Is crime 'ethical hacking'?
The next reform of the Penal Code keep intact article 197.3, according to confirmed sources WORLD Attorney General's Office. Popularly known as 'Law of hacking', Article 197.3 provides for prison sentences for those who break the security of a computer system. The problem, it takes time to generate controversy between hackers, lawyers, prosecutors and law enforcement, is that the law makes no distinction between the intentions of a criminal simply curious and knowledgeable computer security, that seeks to check the strength of the system without taking advantage of it.
A Daniel Martínez, 27 years old, Alcorcon, is known as' dan1t0’ community hacker Spanish. He works as an ethical hacker and security researcher and runs a popular online store t 'geeks’ (). One day, a colleague told him that Metro had a major Spanish city “things wrong, and I says to begin to look in depth”, explains. It started downloading all the documents that could be caught under the sway freely MetroNOMBREDELACIUDAD.this is: maps, plans, information on software… Enough to put their hands to the head.
According dan1t0, an attacker who obtuviese this information, publicly available, may “at least know the inner workings of the Metro, including network maps, equipment, infrastructure, and other details, considering that had hung everything bought and often describing how they did it work, electrical systems, security measures of certain facilities ..”. There was even a paper on how to access the computer network via a Metro ‘walkie talkie’ viaondas UHF.
The specifications for the award of projects, they were also open to the public, dan1t0 allowed to know who the key service providers and Metro, without attack, by a rapid sweep potential security flaws, discovered that it was possible to extract the same information on your client: “These providers offer services to the Metro and other companies, as video storage servers or PDAs Station Control, from which you can control all the lights, Paging, on and shutting off the exhaust smoke or stop the stairs”, He says hacker.
Under such conditions, knowing that “someone with time and bad idea could injure people”, reported that the young man had discovered the Civil Guard “so they spoke to Metro and take action”. ‘Dan1t0’ had known in Crime Group Telematics, who sought help for the entity being informed of the serious deficiencies, leaving him anonymous. The Civil Guard warned the entity, angry, responded reluctantly, arranging only part of the problems, as 'dan1t0': “Documents remain accessible, but it seems less”.
Has not been the first time-but certainly the most resounding- dan1t0 that has used the Civil Guard as an intermediary to warn of security problems. He claims to be very satisfied with the experience, but he is adamant about the 'law of hacking': “If a failure to report me meddle in legal problem, because I do not report”. According dan1t0, It is not a community problem hacker: “Those who have to fight and lobby to change this law are the companies that they believe is better than warn them to bust a rival network. The only harmed them are because I, with no report, I meet the law, but they are left with the decision”.
They also have a stake in this tax discussion, lawyers and security forces engaged in cybercrime. These groups are currently divided over whether we should create a “Grey Zone” under the Penal Code, with a special status for the call ‘hacker ethical', treated as “the person who uses his computer skills and safety to test and find vulnerabilities in networks, report them and then action is taken, without harming”, according to him Glossary of Computer & Internet. Companies specializing in IT audits also use this combination of words to get your employees.

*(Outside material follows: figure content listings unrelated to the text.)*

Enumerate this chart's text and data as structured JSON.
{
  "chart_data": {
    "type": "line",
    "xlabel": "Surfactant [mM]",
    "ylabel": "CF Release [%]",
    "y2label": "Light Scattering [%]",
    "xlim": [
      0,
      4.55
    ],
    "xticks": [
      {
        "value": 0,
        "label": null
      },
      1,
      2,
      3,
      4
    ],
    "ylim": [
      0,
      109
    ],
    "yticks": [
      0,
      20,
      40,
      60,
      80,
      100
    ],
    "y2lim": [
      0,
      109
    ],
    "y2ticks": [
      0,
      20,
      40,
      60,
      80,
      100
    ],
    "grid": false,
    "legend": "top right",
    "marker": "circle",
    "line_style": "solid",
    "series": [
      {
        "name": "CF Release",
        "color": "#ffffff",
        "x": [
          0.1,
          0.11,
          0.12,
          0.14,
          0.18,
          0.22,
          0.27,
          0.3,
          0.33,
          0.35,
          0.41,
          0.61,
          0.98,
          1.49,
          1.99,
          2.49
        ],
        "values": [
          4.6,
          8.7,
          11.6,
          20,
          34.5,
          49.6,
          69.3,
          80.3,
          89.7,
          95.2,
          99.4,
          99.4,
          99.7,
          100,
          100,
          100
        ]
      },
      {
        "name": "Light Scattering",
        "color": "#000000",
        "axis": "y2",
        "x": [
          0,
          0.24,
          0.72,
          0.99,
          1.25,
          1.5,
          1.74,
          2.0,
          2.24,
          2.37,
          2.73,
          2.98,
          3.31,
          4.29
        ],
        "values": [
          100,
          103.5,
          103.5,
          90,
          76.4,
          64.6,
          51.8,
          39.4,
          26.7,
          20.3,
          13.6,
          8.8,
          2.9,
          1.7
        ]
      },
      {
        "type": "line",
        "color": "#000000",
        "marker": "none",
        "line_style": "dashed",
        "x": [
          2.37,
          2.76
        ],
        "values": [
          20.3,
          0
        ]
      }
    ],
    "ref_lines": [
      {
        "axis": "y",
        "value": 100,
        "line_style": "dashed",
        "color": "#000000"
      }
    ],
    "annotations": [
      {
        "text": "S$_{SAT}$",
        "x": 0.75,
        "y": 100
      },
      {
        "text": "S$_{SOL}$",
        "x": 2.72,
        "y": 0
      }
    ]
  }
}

Winning moment there who do not want an amnesty or special status for ‘hackers ethical’ and advocate that Article 197.3 it is the way it was in the reform of the Penal Code. And it will, as confirmed to THE WORLD sources Crime Information Service of the Attorney General of the State.
Yes there will be changes to Article 197.4, referred to the publication of images on the Internet taken with the consent of the, but his neighbor 197.3 will continue with the same drawn, at least until there is a consensus among key players or Europe explicitly send.
Community hacker It is also divided on this issue, between those thick, marea y la ‘Ley del Hacking’ are warning of the failures that are, using intermediaries so that their identity is not known , and those who have given up, not only because of this law, approved 2010, but long before, for how companies typically react when the alerts of problems in their computer networks: at best they ignore the warning hacker and, at worst, report it. La ‘ley del hacking’ simply puts them second option easier.